La multi-instrumentiste livre un album percutant, «conçu tel un exorcisme».

Révélée à la 21e édition des Francouvertes ainsi que sur un premier EP homonyme paru en 2017, Mélanie Venditti s’ouvre comme jamais sur Épitaphes, album-concept qui «retrace le parcours de deux deuils vécus au même moment: celui d’une mère décédée brusquement, ainsi que celui d’un amour incompatible». Coréalisé par l’émérite Tonio Morin-Vargas, l’opus a été créé avec des musiciens et amis de l’auteure-compositrice-interprète : Étienne Dupré, Mandela Coupal-Dalgleish, Guillaume Guilbaut et Blaise Borboën-Léonard. Il se déploie en une seule pièce de 45 minutes, «sur laquelle les chansons sont inscrites comme des intertitres».

En attendant sa sortie officielle ce vendredi, l’artiste montréalaise nous présente en primeur son nouvel album.

En quoi cet album-concept t’a permis de faire tes deux deuils?

Tout d’abord, en sortant de moi tout ce que je ressentais, sans me poser de question.

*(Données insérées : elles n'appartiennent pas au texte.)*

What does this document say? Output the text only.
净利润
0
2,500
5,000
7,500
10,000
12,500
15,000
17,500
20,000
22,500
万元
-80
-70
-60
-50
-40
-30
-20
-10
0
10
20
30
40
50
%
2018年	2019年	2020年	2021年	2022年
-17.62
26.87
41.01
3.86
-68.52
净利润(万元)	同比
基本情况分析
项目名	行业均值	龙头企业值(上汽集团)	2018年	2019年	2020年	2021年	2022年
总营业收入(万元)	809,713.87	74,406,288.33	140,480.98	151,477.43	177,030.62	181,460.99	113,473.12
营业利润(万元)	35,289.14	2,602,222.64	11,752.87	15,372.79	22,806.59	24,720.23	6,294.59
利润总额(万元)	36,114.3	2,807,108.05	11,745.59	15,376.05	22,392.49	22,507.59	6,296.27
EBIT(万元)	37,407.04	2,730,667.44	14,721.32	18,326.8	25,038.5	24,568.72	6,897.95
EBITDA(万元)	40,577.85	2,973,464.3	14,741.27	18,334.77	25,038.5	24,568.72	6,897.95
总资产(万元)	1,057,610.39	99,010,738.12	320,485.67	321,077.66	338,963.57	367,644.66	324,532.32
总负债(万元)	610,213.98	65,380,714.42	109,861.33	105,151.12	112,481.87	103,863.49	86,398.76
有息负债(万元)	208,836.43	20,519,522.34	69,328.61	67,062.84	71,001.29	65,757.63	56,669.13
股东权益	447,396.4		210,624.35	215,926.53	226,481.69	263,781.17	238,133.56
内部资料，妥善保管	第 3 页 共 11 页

Il ne fallait pas que je garde ça à l’intérieur de ma tête. C’était très brut comme façon de faire. Moins cérébral qu’à mon habitude, car ce que j’ai vécu était comme une bombe. Le soir où ma mère est décédée, j’ai reçu un appel très sec d’un ambulancier pour m’annoncer sa mort subite pendant que je marchais dehors à -26. On me demandait déjà où le corps devait aller, dans quel cimetière. Mon esprit était paralysé et mes jambes, sur le pilote automatique. À ce moment-là, je me rendais chez le gars que je fréquentais. C’est lui qui m’a accueilli avec cette terrible nouvelle. J’étais complètement vulnérable et je me suis attachée à la première personne qui a été là pour moi durant ce traumatisme. Notre relation était belle avant ça… mais après ça ne fonctionnait plus, lui n’était pas amoureux, mais moi oui. Je dépendais de ce sentiment pour me réconforter avec quelque chose qui me faisait du bien, mais bien vite mon amour à sens unique alimentait mon malheur.

Je me suis mise à écrire en pensant à ma mère et à lui. En traversant toutes les étapes de ces deux deuils qui se chevauchaient, l’album se dessinait dans ma tête en même temps, donc les chansons se composaient dans un ordre. Quelque part, je voulais que ma mère m’entende. J’aurais tant voulu lui dire que je l’aime avant qu’elle parte. La musique était alors ma façon à moi de lui parler. Je n’avais pas de famille pour m’aider. Je n’ai jamais connu mon père et j’ai appris sa mort plus jeune. Mon frère habite en Alberta… Il me restait alors mes amis musiciens. Jouer avec eux ces chansons a été ma plus grande thérapie. Et c’est ce qui fait que l’album est aussi triste que lumineux. Déjà ils étaient mes amis, mais je les vois comme une famille maintenant.

Doit-on avoir un certain recul pour écrire des paroles à propos d’évènements aussi puissants émotionnellement ou si, au contraire, l’urgence de dire guide l’écriture?

Ça dépend de chacun. Personnellement, l’urgence de sortir tout ça de moi dès que je le vivais m’aidait. Par contre, j’ai pris un an de recul après avoir fini l’album. On aurait pu le sortir l’an dernier, mais je pense que j’aurais été trop à vif dans ma tristesse. J’ai dû prendre du recul sur l’interprétation des pièces et l’écoute de l’album, contrairement à la période de création.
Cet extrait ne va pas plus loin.